У меня голова шла кругом, а тут еще откуда ни возьмись появилась маленькая жаба и попрыгала через кухню к раздатчику кошачьего корма.

— Черт возьми! — закричал отец. — Взгляни! Ей стало одиноко, и она пришла к нам. Джо, иди сюда, посмотри, что здесь делается!

Когда явилась мама — большой друг всех земноводных — и взяла жабу в руки, я отправился в коридор принести с полки садовые ботинки отца. Медведь продолжал наблюдать со своего поста. Мне показалось, что его глаза стали больше, чем обычно, похожими на блюдца. «Обычно мы ведем спокойную жизнь», — словно говорили они.

Пока мы трое сгрудились вокруг жабы, кот позиции не менял.

— Если жабу удастся поместить в коридор, это будет жабий коридор, — заявил отец.

Когда мы отнесли его ботинки в комплекте с жабой в тихий уголок за домом, мать вспомнила, что накануне утром перед отъездом тщательно проверяла обувь и все было пусто.

— Наверное, запрыгнула в ботинок после осмотра, но перед тем, как твой отец уложил вещи в машину, — справедливо предположила она. Накануне отец предпочел работать в саду в кроссовках. Иначе он обнаружил бы земноводное раньше.

Не исключено, самым трагическим образом и для себя, и для жабы. Перед нами встала проблема: как поступить с жабой, дом которой в ста шестнадцати милях от нас? Пусть мы с ней подружились, но все равно не знаем, что ею движет и каковы ее желания и пристрастия.

Оглядываясь назад, могу сказать единственное: мы хотели сделать как лучше. Решив провести день на улице, посчитали, что будет несправедливым запирать земноводное в доме или в машине. По опыту жизни в прежнем облюбованном лягушками доме я знал, что Ральф, Шипли и Медведь не проявляют интереса к таким созданиям. Помещая жабу в ботинок, мы оставили ей выбор: вернуться домой или, воспользовавшись случаем, обжиться в новой среде. Жаба решила проявить характер. Когда мы вернулись, ботинок был пуст. Меня же судьба гостьи продолжала беспокоить. Норфолк в культурном отношении отличается от Ноттингемшира: жизнь здесь, особенно на западе графства, течет медленнее, существует уникальная система рек и ко всему необходимо привыкнуть. А если жаба не акклиматизируется, будет скучать по маме, по японским карпам отца, по мирно настроенному коту-призраку Касперу и даже по кружащей над прудом злой цапле?

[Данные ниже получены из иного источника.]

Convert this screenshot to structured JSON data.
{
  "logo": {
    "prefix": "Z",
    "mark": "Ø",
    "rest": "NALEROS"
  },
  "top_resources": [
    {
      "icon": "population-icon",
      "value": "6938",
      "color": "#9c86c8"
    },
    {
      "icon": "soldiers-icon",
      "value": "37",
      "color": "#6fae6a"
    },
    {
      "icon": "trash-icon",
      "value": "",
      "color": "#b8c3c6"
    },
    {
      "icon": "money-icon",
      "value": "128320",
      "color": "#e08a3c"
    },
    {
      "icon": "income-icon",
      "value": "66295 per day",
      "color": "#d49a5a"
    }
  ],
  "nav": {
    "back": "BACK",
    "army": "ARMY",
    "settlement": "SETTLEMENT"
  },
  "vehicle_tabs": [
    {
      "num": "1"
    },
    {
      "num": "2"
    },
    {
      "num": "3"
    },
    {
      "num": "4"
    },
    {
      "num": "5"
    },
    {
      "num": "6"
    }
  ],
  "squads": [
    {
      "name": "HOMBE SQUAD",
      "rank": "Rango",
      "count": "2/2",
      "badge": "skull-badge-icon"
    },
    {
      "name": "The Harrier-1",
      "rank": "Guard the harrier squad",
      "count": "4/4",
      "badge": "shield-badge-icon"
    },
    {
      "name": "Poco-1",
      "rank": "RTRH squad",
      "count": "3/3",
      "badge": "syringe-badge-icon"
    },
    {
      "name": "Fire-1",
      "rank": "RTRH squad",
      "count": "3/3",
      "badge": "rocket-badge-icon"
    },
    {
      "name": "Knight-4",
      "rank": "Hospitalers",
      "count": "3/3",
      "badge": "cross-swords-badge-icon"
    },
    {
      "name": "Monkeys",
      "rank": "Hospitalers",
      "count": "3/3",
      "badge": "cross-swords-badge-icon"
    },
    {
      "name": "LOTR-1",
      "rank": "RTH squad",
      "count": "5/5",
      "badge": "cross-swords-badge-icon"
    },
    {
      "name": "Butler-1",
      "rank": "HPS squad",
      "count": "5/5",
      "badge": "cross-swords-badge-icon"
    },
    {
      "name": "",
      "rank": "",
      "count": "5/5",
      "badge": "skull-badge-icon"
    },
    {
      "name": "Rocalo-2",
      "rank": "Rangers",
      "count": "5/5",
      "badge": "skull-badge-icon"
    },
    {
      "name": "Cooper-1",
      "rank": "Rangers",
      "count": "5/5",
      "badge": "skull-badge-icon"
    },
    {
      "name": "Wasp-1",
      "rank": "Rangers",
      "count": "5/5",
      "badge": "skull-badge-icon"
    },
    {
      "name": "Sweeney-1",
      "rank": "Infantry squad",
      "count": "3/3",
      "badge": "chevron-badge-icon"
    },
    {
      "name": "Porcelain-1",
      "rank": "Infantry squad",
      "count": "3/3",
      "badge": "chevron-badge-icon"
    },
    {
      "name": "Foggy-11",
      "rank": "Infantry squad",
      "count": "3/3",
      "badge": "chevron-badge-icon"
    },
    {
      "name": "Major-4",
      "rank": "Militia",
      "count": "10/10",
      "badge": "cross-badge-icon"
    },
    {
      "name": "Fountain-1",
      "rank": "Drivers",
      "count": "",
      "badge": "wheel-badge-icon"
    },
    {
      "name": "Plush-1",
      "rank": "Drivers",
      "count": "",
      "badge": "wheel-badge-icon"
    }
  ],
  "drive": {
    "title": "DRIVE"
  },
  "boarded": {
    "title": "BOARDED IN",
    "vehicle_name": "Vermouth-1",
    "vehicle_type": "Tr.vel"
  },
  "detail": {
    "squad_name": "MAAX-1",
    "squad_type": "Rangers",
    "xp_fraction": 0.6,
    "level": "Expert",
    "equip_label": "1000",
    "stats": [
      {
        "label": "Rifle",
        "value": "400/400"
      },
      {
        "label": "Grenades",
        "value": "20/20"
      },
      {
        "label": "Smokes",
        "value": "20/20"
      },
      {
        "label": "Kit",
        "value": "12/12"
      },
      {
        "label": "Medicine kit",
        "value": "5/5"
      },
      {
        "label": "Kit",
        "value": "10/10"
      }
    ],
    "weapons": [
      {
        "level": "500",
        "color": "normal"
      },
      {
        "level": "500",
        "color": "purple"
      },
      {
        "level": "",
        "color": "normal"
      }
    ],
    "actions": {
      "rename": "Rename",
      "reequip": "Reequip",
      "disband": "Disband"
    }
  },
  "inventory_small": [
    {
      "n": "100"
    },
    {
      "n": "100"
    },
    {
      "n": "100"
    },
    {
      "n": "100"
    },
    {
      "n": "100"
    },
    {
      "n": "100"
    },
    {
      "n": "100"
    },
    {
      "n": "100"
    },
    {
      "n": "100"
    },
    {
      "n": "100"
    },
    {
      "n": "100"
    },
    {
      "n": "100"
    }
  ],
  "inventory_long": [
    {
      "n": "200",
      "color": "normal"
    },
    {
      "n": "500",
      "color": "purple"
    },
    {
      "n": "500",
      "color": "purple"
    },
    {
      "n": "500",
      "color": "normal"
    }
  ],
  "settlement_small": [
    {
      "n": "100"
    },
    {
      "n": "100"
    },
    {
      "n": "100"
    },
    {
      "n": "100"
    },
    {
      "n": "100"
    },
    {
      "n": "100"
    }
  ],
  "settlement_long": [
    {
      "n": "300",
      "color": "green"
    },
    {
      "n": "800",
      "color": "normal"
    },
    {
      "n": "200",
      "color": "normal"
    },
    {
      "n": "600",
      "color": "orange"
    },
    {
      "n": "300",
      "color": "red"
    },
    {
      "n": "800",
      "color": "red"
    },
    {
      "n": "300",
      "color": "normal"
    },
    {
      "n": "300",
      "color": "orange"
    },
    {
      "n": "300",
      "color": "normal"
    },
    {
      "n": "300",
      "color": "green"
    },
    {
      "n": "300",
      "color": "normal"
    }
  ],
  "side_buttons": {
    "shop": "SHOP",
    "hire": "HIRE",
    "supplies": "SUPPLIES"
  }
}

Я предполагал, что на территории вокруг дома будет на одно животное меньше, но получилось наоборот. Теперь там где-то разгуливали двое: жаба и Эндрю. Кто знает, как сложится их будущее? Останутся ли они со мной, уедут ли к моим родителям или еще куда-нибудь? Может, они уже познакомились? Я надеялся, если так, их встреча была дружеской. В том, что Эндрю где-то рядом, не сомневался. Подтверждением тому служили потеки мочи на грифельной доске и на конверте пластинки Нила Янга «After the Goldruch». Но с Эндрю я могу заняться поздее. На этом фронте предстоит еще много работы.

— Что это было? — спросила мать, когда вечером накануне их отъезда он гортанно мяукнул за окном гостиной.

— Просто ветер, — ответил я. — Иногда производит такие звуки, если задувает в дыру на крыше летнего сада.

Пять в высшей степени нежелательных воспоминаний о животных

Дики: уникальная библиотечная жаба

Снежным зимним утром собирающаяся через несколько недель на пенсию библиотекарь маленькой городской библиотеки миссис Беверли, чей скептицизм подогрело недавнее решение правительства о сокращении финансирования, решила расставить по местам оставленные читателями тома. Она подошла к контейнеру с книгами и увидела сидевшую на томике Кеннета Грэма «Ветер в ивах» миниатюрную жабу. Жаба сидела так, словно читала, надеясь отвлечься от холода.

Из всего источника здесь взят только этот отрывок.